I'm not sure it'd actually work, but the MC14500B is simple enough with its 16 instructions that I could actually emulate an 8-bit wide, two-cycle Von Neumann version of it with, say, an Atmel MCU. Same 16 opcodes, just a wider data path and integrated program counter and return stack.

Two-cycle might not be possible, given machine word length -- which would be fixed at 4+address width bits. So, for a 16-bit address bus, that's three cycles to read in each instruction, then a cycle to execute the instruction.
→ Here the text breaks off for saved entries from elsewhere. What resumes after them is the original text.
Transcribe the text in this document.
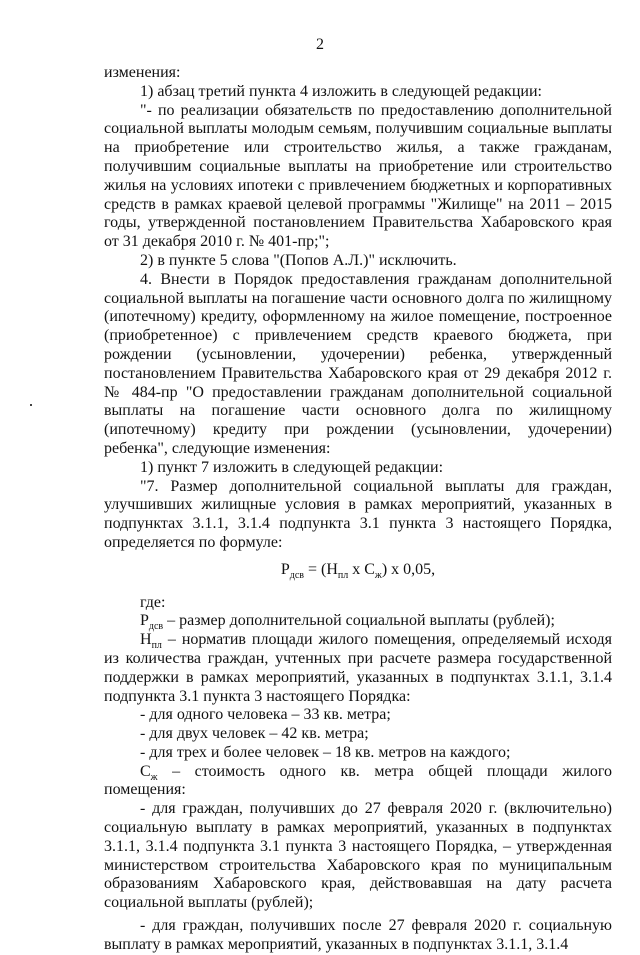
2

изменения:

1) абзац третий пункта 4 изложить в следующей редакции:

"- по реализации обязательств по предоставлению дополнительной социальной выплаты молодым семьям, получившим социальные выплаты на приобретение или строительство жилья, а также гражданам, получившим социальные выплаты на приобретение или строительство жилья на условиях ипотеки с привлечением бюджетных и корпоративных средств в рамках краевой целевой программы "Жилище" на 2011 – 2015 годы, утвержденной постановлением Правительства Хабаровского края от 31 декабря 2010 г. № 401-пр;";

2) в пункте 5 слова "(Попов А.Л.)" исключить.

4. Внести в Порядок предоставления гражданам дополнительной социальной выплаты на погашение части основного долга по жилищному (ипотечному) кредиту, оформленному на жилое помещение, построенное (приобретенное) с привлечением средств краевого бюджета, при рождении (усыновлении, удочерении) ребенка, утвержденный постановлением Правительства Хабаровского края от 29 декабря 2012 г. № 484-пр "О предоставлении гражданам дополнительной социальной выплаты на погашение части основного долга по жилищному (ипотечному) кредиту при рождении (усыновлении, удочерении) ребенка", следующие изменения:

1) пункт 7 изложить в следующей редакции:

"7. Размер дополнительной социальной выплаты для граждан, улучшивших жилищные условия в рамках мероприятий, указанных в подпунктах 3.1.1, 3.1.4 подпункта 3.1 пункта 3 настоящего Порядка, определяется по формуле:

$Р_{дсв} = (Н_{пл}$ х $С_ж$) х 0,05,

где:

$Р_{дсв}$ – размер дополнительной социальной выплаты (рублей);

$Н_{пл}$ – норматив площади жилого помещения, определяемый исходя из количества граждан, учтенных при расчете размера государственной поддержки в рамках мероприятий, указанных в подпунктах 3.1.1, 3.1.4 подпункта 3.1 пункта 3 настоящего Порядка:

- для одного человека – 33 кв. метра;

- для двух человек – 42 кв. метра;

- для трех и более человек – 18 кв. метров на каждого;

$С_ж$ – стоимость одного кв. метра общей площади жилого помещения:

- для граждан, получивших до 27 февраля 2020 г. (включительно) социальную выплату в рамках мероприятий, указанных в подпунктах 3.1.1, 3.1.4 подпункта 3.1 пункта 3 настоящего Порядка, – утвержденная министерством строительства Хабаровского края по муниципальным образованиям Хабаровского края, действовавшая на дату расчета социальной выплаты (рублей);

- для граждан, получивших после 27 февраля 2020 г. социальную выплату в рамках мероприятий, указанных в подпунктах 3.1.1, 3.1.4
It'd need 16 pins for address, 8 for data, plus /RD and /WR strobes.

So, it would be like:

Cycle 0: load opcode byte from PC address. Increment PC address.

Cycle 1: Load low address byte from PC address. Increment PC address.

Cycle 2: Load high address byte from PC address. Increment PC address.

Cycle 3: Execute instruction.

"Cycle" here meaning an emulated machine cycle, not an MCU cycle.

The code to execute the instruction could literally be a 16-case switch statement on the low four bits of the opcode byte. A 16-bit variable for PC, boolean flags for IEN and OEN, a byte variable for the result register, and functions to load and store to and from the address/data bus using GPIO pins.

Oooh, another 8 output pins for the result register, if we're really emulating the MC14500B arch.

This is moving more into Pi Pico territory than Atmel.

What the hell language do you code for the Pico in, anyway?